[nanoChatGPT] How to represent reward model
tcbegley opened this issue · comments
The reward model is trained on proposed answers to a prompt which come in pairs, one marked as chosen, the other as rejected. The reward model should output a high score on the chosen answers, and a low score on the rejected.
It seems tricky to come up with a clean programming pattern for this using tensorclasses. Ideally it would be nice to represent the data using a tensorclass, and use TensorDictModule to perform a single forward pass on the data.

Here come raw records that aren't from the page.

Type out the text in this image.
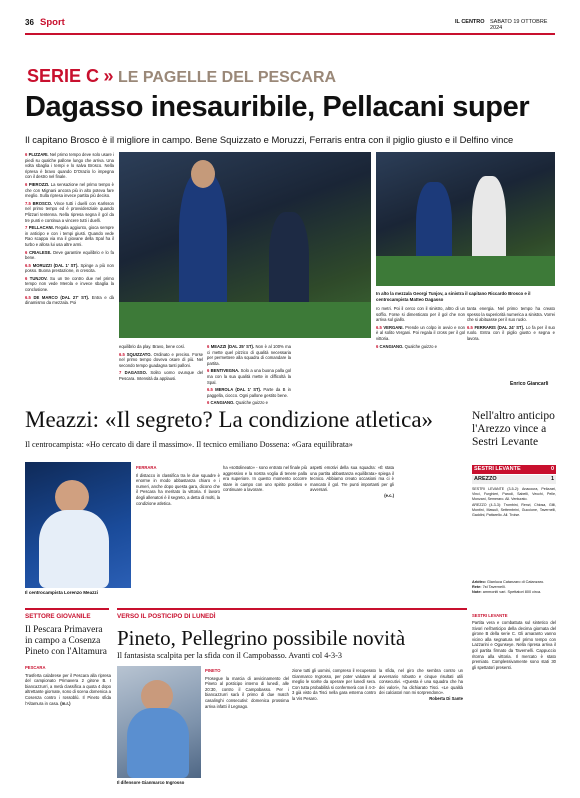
36 Sport	IL CENTRO SABATO 19 OTTOBRE 2024
SERIE C » LE PAGELLE DEL PESCARA
Dagasso inesauribile, Pellacani super
Il capitano Brosco è il migliore in campo. Bene Squizzato e Moruzzi, Ferraris entra con il piglio giusto e il Delfino vince
6 PLIZZARI. Nel primo tempo deve solo usare i piedi su qualche pallone lungo che arriva. Una volta sbaglia i tempi e lo salva Brosco. Nella ripresa è bravo quando D'Orazio lo impegna con il destro nel finale.
6 PIEROZZI. La sensazione nel primo tempo è che con Mignani ancora più in alto poteva fare meglio. Sulla ripresa invece partita più deciso.
7.5 BROSCO. Vince tutti i duelli con Karlsson nel primo tempo ed è provvidenziale quando Plizzari tentenna. Nella ripresa segna il gol da tre punti e continua a vincere tutti i duelli.
7 PELLACANI. Regala aggiunto, gioca sempre in anticipo e con i tempi giusti. Quando vede Rao scappa via ma il giovane della Spal ha il turbo e allora lui usa altre armi.
6 CRIALESE. Deve garantire equilibrio e lo fa bene.
6.5 MORUZZI (DAL 1' ST). Spinge a più non posso. Buona prestazione, in crescita.
6 TUNJOV. Su un tre contro due nel primo tempo non vede Merola e invece sbaglia la conclusione.
6.5 DE MARCO (DAL 27' ST). Entra e dà dinamismo da mezzala. Poi
In alto la mezzala Georgi Tunjov, a sinistra il capitano Riccardo Brosco e il centrocampista Matteo Dagasso
equilibrio da play. Bravo, bene così.
6.5 SQUIZZATO. Ordinato e preciso. Forse nel primo tempo doveva osare di più. Nel secondo tempo guadagna tanti palloni.
7 DAGASSO. Solito uomo ovunque del Pescara. Intensità da applausi.
6 MEAZZI (DAL 25' ST). Non è al 100% ma ci mette quel pizzico di qualità necessaria per permettere alla squadra di comandare la partita.
6 BENTIVEGNA. Solo a una buona palla gol ma con la sua qualità mette in difficoltà la Spal.
6.5 MEROLA (DAL 1' ST). Parte da B in paggella, ciocco. Ogni pallone gestito bene.
6 CANGIANO. Qualche guizzo e
ro metri. Poi il cerco con il sinistro, altro di un soffio. Forse si dimenticato per il gol che non arriva sul giallo.
6.5 VERGANI. Prende un colpo in avvio e non è al solito Vergani. Poi regala il cross per il gol vittoria.
6 CANGIANO. Qualche guizzo e
tanta energia. Nel primo tempo ha creato spesso la superiorità numerica a sinistra. Vorrei che si abituasse per il suo ruolo.
6.5 FERRARIS (DAL 24' ST). Lo fa per il suo ruolo. Entra con il piglio giusto e segna e lavora.
Enrico Giancarli
Meazzi: «Il segreto? La condizione atletica»
Il centrocampista: «Ho cercato di dare il massimo». Il tecnico emiliano Dossena: «Gara equilibrata»
Il centrocampista Lorenzo Meazzi
FERRARA
Il distacco in classifica tra le due squadre è enorme in modo abbastanza chiaro e i numeri, anche dopo questa gara, dicono che il Pescara ha meritato la vittoria. Il lavoro degli allenatori è il segreto, a detta di molti, la condizione atletica.
ha «sottolineato» - sono entrato nel finale più aggressivo e la nostra voglia di tenere palla era superiore. In questo momento occorre stare in campo con uno spirito positivo e continuare a lavorare.
aspetti emotivi della sua squadra: «È stata una partita abbastanza equilibrata» spiega il tecnico. Abbiamo creato occasioni ma ci è mancato il gol. Tre punti importanti per gli avversari.
(e.c.)
Nell'altro anticipo l'Arezzo vince a Sestri Levante
SESTRI LEVANTE	0
AREZZO	1
SESTRI LEVANTE (3-5-2): Anacoura, Pelizzari, Vinci, Furghieri, Parodi, Sabelli, Vecchi, Pelle, Monzani, Semeraro. All. Venturato.
AREZZO (4-3-3): Trombini, Renzi, Chiosa, Gilli, Montini, Mawuli, Settembrini, Guccione, Tavernelli, Gaddini, Pattarello. All. Troise.
Arbitro: Gianluca Catanzaro di Catanzaro.
Rete: 7st Tavernelli.
Note: ammoniti vari. Spettatori 800 circa.
SESTRI LEVANTE
Partita vera e combattuta sul sintetico del Sivori nell'anticipo della decima giornata del girone B della serie C. Gli amaranto vanno vicino alla segnatura nel primo tempo con Lazzarini e Ogunseye. Nella ripresa arriva il gol partita firmato da Tavernelli. Cappuccio ritorna alla vittoria. Il mercato è stato premiato. Complessivamente sono stati 30 gli spettatori presenti.
SETTORE GIOVANILE
Il Pescara Primavera in campo a Cosenza Pineto con l'Altamura
PESCARA
Trasferta calabrese per il Pescara alla ripresa del campionato Primavera 2 girone B. I biancazzurri, a metà classifica a quota 4 dopo altrettante giornate, sono di scena domenica a Cosenza contro i rossoblù. Il Pineto sfida l'Altamura in casa. (m.r.)
VERSO IL POSTICIPO DI LUNEDÌ
Pineto, Pellegrino possibile novità
Il fantasista scalpita per la sfida con il Campobasso. Avanti col 4-3-3
Il difensore Gianmarco Ingrosso
PINETO
Prosegue la marcia di avvicinamento del Pineto al posticipo interno di lunedì, alle 20:30, contro il Campobasso. Per i biancazzurri sarà il primo di due match casalinghi consecutivi: domenica prossima arriva infatti il Legnago.
zione tutti gli uomini, compreso il recuperato Gianmarco Ingrosso, per poter valutare al meglio le scelte da operare per lunedì sera. Con tutta probabilità si confermerà con il 4-3-3 già visto da Tisci nella gara esterna contro la Vis Pesaro.
la sfida, nel giro che sembra contro un avversario robusto e cinque risultati utili consecutivi. «Questa è una squadra che ha dei valori», ha dichiarato Tisci. «Le qualità dei calciatori non mi sorprendono».
Roberta Di Sante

We have a tensorclass roughly of the form
@tensorclass
class Data:
prompt: torch.Tensor
chosen: torch.Tensor
rejected: torch.Tensor
We need to do two forward passes, subtract the results and backpropagate. So we end up doing something roughly like this
chosen_loss = model(batch.prompt, batch.chosen)

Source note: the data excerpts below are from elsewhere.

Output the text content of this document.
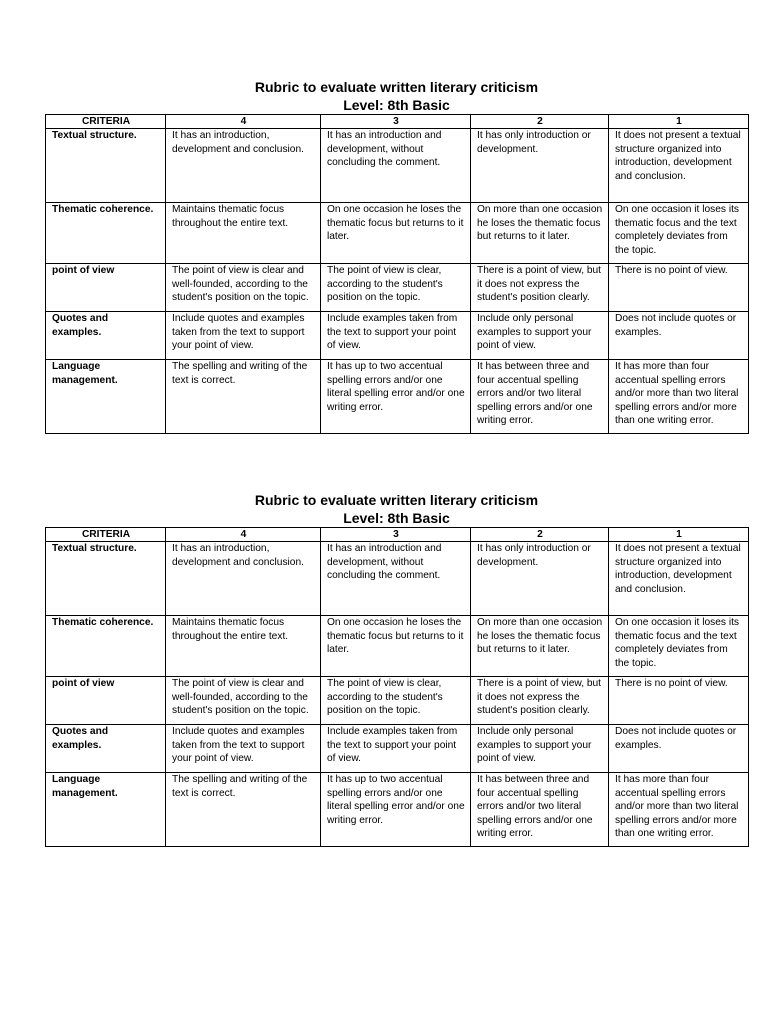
Rubric to evaluate written literary criticism

Level: 8th Basic

CRITERIA	4	3	2	1
Textual structure.	It has an introduction, development and conclusion.	It has an introduction and development, without concluding the comment.	It has only introduction or development.	It does not present a textual structure organized into introduction, development and conclusion.
Thematic coherence.	Maintains thematic focus throughout the entire text.	On one occasion he loses the thematic focus but returns to it later.	On more than one occasion he loses the thematic focus but returns to it later.	On one occasion it loses its thematic focus and the text completely deviates from the topic.
point of view	The point of view is clear and well-founded, according to the student's position on the topic.	The point of view is clear, according to the student's position on the topic.	There is a point of view, but it does not express the student's position clearly.	There is no point of view.
Quotes and examples.	Include quotes and examples taken from the text to support your point of view.	Include examples taken from the text to support your point of view.	Include only personal examples to support your point of view.	Does not include quotes or examples.
Language management.	The spelling and writing of the text is correct.	It has up to two accentual spelling errors and/or one literal spelling error and/or one writing error.	It has between three and four accentual spelling errors and/or two literal spelling errors and/or one writing error.	It has more than four accentual spelling errors and/or more than two literal spelling errors and/or more than one writing error.

Rubric to evaluate written literary criticism

Level: 8th Basic

CRITERIA	4	3	2	1
Textual structure.	It has an introduction, development and conclusion.	It has an introduction and development, without concluding the comment.	It has only introduction or development.	It does not present a textual structure organized into introduction, development and conclusion.
Thematic coherence.	Maintains thematic focus throughout the entire text.	On one occasion he loses the thematic focus but returns to it later.	On more than one occasion he loses the thematic focus but returns to it later.	On one occasion it loses its thematic focus and the text completely deviates from the topic.
point of view	The point of view is clear and well-founded, according to the student's position on the topic.	The point of view is clear, according to the student's position on the topic.	There is a point of view, but it does not express the student's position clearly.	There is no point of view.
Quotes and examples.	Include quotes and examples taken from the text to support your point of view.	Include examples taken from the text to support your point of view.	Include only personal examples to support your point of view.	Does not include quotes or examples.
Language management.	The spelling and writing of the text is correct.	It has up to two accentual spelling errors and/or one literal spelling error and/or one writing error.	It has between three and four accentual spelling errors and/or two literal spelling errors and/or one writing error.	It has more than four accentual spelling errors and/or more than two literal spelling errors and/or more than one writing error.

rejected_loss = model(batch.prompt, batch.rejected)
loss = -torch.sigmoid(chosen_loss - rejected_loss)
which doesn't make use of TensorDictModule
. One possibility would be to do something like
chosen_model = TensorDictModule(model, ["prompt", "chosen"], ["chosen_loss"])
rejected_model = TensorDictModule(model, ["prompt", "rejected"], ["rejected_loss"])
chosen_model(batch)
rejected_model(batch)
loss = -torch.sigmoid(batch.chosen_loss - batch.rejected_loss)
We could even then combine these into a single call with TensorDictSequential
. The only problem is that this feels more complicated and hard to follow.
Similarly we could combine the forward passes of chosen and rejected examples into a single forward pass by adding in a flag which indicates the sign to be used for that example when aggregating the scores, but similarly that becomes more complex and hard to follow.